らぶ・すいっち




「そうですね、久しぶりですね」


 順平先生の他人行儀の声は、やっぱり冷たく感じる。
 しかし、牧村さんはそんな順平先生の態度にも負けず、色気たっぷりにほほ笑んだ。


「今日は英子先生はお見えにならないの?」
「ええ。今日は私と、彼女の二人です」


 突然私に話を振られ、慌ててしまう。
 牧村さんは、私を見て値踏みをするような視線をしたあと、ニッコリとキレイに笑った。

 しかし、私にはわかった。
 牧村さんは私を見て“自分より魅力的ではない”と判断したことを。

 確かに色気もスタイルも牧村さんの方が上だろう。それは認める。
 だが、初対面の相手にこんな失礼な態度をとるだなんて。私は内心良い気持ちはしなかった。


「そちらの方は生徒さん? こんにちは。
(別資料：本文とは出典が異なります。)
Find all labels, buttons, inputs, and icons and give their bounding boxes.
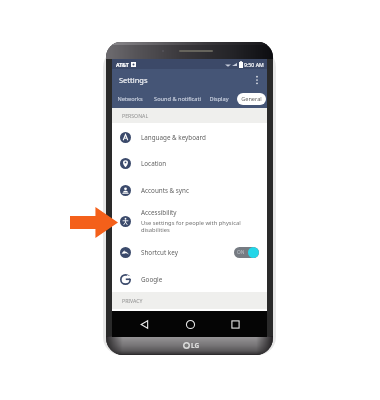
button[interactable]: More options [250, 69, 264, 90]
staticText: Google [141, 275, 163, 284]
button[interactable]: Back [131, 311, 157, 337]
button[interactable]: Sound & notificati [152, 90, 203, 108]
staticText: Accounts & sync [141, 186, 189, 195]
staticText: PERSONAL [122, 112, 149, 119]
button[interactable]: General [237, 90, 266, 108]
staticText: Accessibility [141, 208, 177, 217]
staticText: ON [237, 249, 245, 256]
staticText: Settings [119, 75, 148, 85]
button[interactable]: Google [112, 266, 267, 293]
button[interactable]: Shortcut key [112, 239, 267, 266]
staticText: AT&T [116, 61, 129, 68]
staticText: Networks [117, 95, 143, 103]
button[interactable]: Shortcut key toggle [234, 247, 259, 258]
staticText: LG [191, 341, 200, 350]
staticText: 9:50 AM [244, 61, 264, 68]
staticText: Sound & notificati [154, 95, 201, 103]
staticText: Language & keyboard [141, 133, 206, 142]
staticText: Location [141, 159, 167, 168]
staticText: Display [209, 95, 229, 103]
button[interactable]: Home [177, 311, 203, 337]
button[interactable]: Accessibility [112, 203, 267, 239]
button[interactable]: Recent apps [222, 311, 248, 337]
staticText: Shortcut key [141, 248, 178, 257]
button[interactable]: Networks [115, 90, 145, 108]
button[interactable]: Accounts & sync [112, 177, 267, 204]
button[interactable]: Location [112, 150, 267, 177]
staticText: Use settings for people with physical di… [141, 219, 249, 234]
staticText: General [241, 95, 262, 103]
button[interactable]: Language & keyboard [112, 124, 267, 151]
staticText: PRIVACY [122, 297, 143, 304]
button[interactable]: Display [209, 90, 229, 108]
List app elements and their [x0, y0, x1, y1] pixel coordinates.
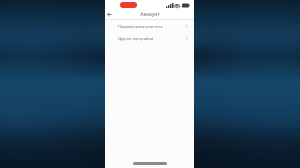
button[interactable]: Назад [105, 10, 114, 19]
staticText: Аккаунт [140, 11, 160, 18]
button[interactable]: Подключение или сеть [105, 20, 194, 32]
staticText: Подключение или сеть [118, 24, 163, 29]
staticText: Другие настройки [118, 36, 154, 41]
button[interactable]: Другие настройки [105, 32, 194, 44]
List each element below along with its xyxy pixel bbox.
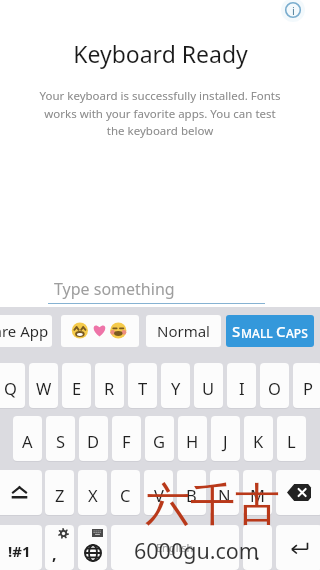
staticText: , xyxy=(52,543,57,565)
staticText: L xyxy=(287,430,296,452)
button[interactable]: Z xyxy=(45,470,74,515)
staticText: !#1 xyxy=(8,541,31,561)
button[interactable]: Q xyxy=(0,363,25,408)
staticText: J xyxy=(223,430,228,452)
staticText: Share App xyxy=(0,321,49,341)
button[interactable]: T xyxy=(128,363,157,408)
button[interactable]: I xyxy=(227,363,256,408)
button[interactable]: H xyxy=(178,416,207,461)
button[interactable]: Y xyxy=(161,363,190,408)
button[interactable]: V xyxy=(144,470,173,515)
button[interactable]: Normal xyxy=(146,315,221,347)
button[interactable]: F xyxy=(112,416,141,461)
button[interactable]: Comma xyxy=(45,525,74,570)
button[interactable]: X xyxy=(78,470,107,515)
button[interactable]: G xyxy=(145,416,174,461)
staticText: 6000gu.com xyxy=(134,536,259,565)
button[interactable]: S xyxy=(226,315,314,347)
button[interactable]: Type something xyxy=(48,278,265,300)
staticText: English xyxy=(156,540,194,555)
staticText: G xyxy=(153,430,166,452)
staticText: Keyboard Ready xyxy=(73,38,248,69)
staticText: Your keyboard is successfully installed.… xyxy=(34,88,286,138)
staticText: Y xyxy=(171,377,181,399)
button[interactable]: L xyxy=(277,416,306,461)
staticText: P xyxy=(303,377,313,399)
staticText: K xyxy=(253,430,264,452)
button[interactable]: Shift xyxy=(0,470,42,515)
staticText: 六千古 xyxy=(145,477,280,534)
staticText: X xyxy=(88,484,98,506)
staticText: E xyxy=(72,377,82,399)
button[interactable]: E xyxy=(62,363,91,408)
staticText: i xyxy=(292,3,295,18)
staticText: I xyxy=(239,377,245,399)
button[interactable]: M xyxy=(243,470,272,515)
staticText: Q xyxy=(4,377,17,399)
button[interactable]: O xyxy=(260,363,289,408)
staticText: T xyxy=(138,377,148,399)
button[interactable]: S xyxy=(46,416,75,461)
staticText: B xyxy=(186,484,197,506)
button[interactable]: Info xyxy=(281,0,305,22)
button[interactable]: A xyxy=(13,416,42,461)
staticText: U xyxy=(202,377,215,399)
staticText: D xyxy=(87,430,100,452)
button[interactable]: Symbols xyxy=(0,525,42,570)
button[interactable]: K xyxy=(244,416,273,461)
button[interactable]: W xyxy=(29,363,58,408)
button[interactable]: Share App xyxy=(0,315,52,347)
button[interactable]: Space xyxy=(111,525,239,570)
staticText: M xyxy=(250,484,265,506)
staticText: Z xyxy=(55,484,65,506)
staticText: R xyxy=(104,377,115,399)
button[interactable]: N xyxy=(210,470,239,515)
staticText: C xyxy=(120,484,131,506)
button[interactable]: Backspace xyxy=(276,470,320,515)
staticText: H xyxy=(186,430,199,452)
button[interactable]: B xyxy=(177,470,206,515)
staticText: N xyxy=(218,484,231,506)
button[interactable] xyxy=(61,315,139,347)
button[interactable]: R xyxy=(95,363,124,408)
staticText: Type something xyxy=(54,278,175,300)
button[interactable]: P xyxy=(293,363,320,408)
staticText: S xyxy=(232,321,241,341)
button[interactable]: Period xyxy=(243,525,272,570)
staticText: V xyxy=(154,484,164,506)
button[interactable]: C xyxy=(111,470,140,515)
button[interactable]: J xyxy=(211,416,240,461)
button[interactable]: Change language xyxy=(78,525,107,570)
staticText: A xyxy=(22,430,33,452)
button[interactable]: U xyxy=(194,363,223,408)
staticText: . xyxy=(255,543,260,565)
staticText: S xyxy=(56,430,66,452)
staticText: APS xyxy=(286,325,308,341)
staticText: W xyxy=(36,377,52,399)
staticText: Normal xyxy=(157,321,210,341)
staticText: C xyxy=(276,321,286,341)
button[interactable]: D xyxy=(79,416,108,461)
staticText: O xyxy=(268,377,281,399)
staticText: F xyxy=(122,430,131,452)
button[interactable]: Enter xyxy=(276,525,320,570)
staticText: MALL xyxy=(241,325,276,341)
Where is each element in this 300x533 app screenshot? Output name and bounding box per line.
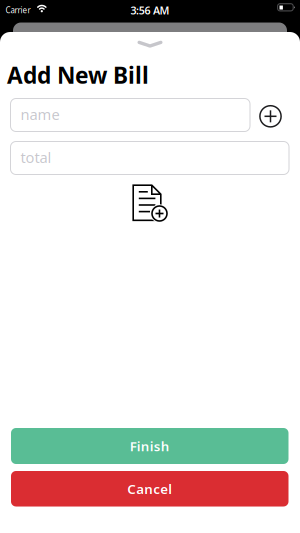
staticText: Add New Bill bbox=[7, 60, 149, 90]
button[interactable]: Dismiss bbox=[132, 36, 168, 52]
button[interactable]: Add name bbox=[259, 105, 282, 128]
staticText: total bbox=[20, 148, 52, 167]
button[interactable]: Finish bbox=[11, 428, 288, 464]
staticText: Cancel bbox=[127, 480, 172, 498]
staticText: Finish bbox=[130, 437, 170, 455]
staticText: name bbox=[20, 105, 60, 124]
staticText: Carrier bbox=[6, 5, 30, 15]
staticText: 3:56 AM bbox=[130, 3, 170, 18]
button[interactable]: Cancel bbox=[11, 471, 288, 506]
初めまして」
「こんにちは」


 お互い一応社会人。本音と建て前は分けて使うべきだし、当たり障りなく挨拶をするのも常識であろう。

 私は内心苛立ちを覚えたが、それを押し隠した。
 牧村さんは、とりあえずの愛想はついたと判断したのか。再び順平先生に向き直った。


「順平先生が若い生徒さんを連れてくるなんて初めてじゃない?」
「そうかもしれませんね。公私混同ですから」
「「え?」」


思わず私も声を上げてしまった。牧村さんなどは、つけまつげをつけた目を大きく見開いている。
 もちろん私も盛大に驚いて口をポカリと大きく開いてしまった。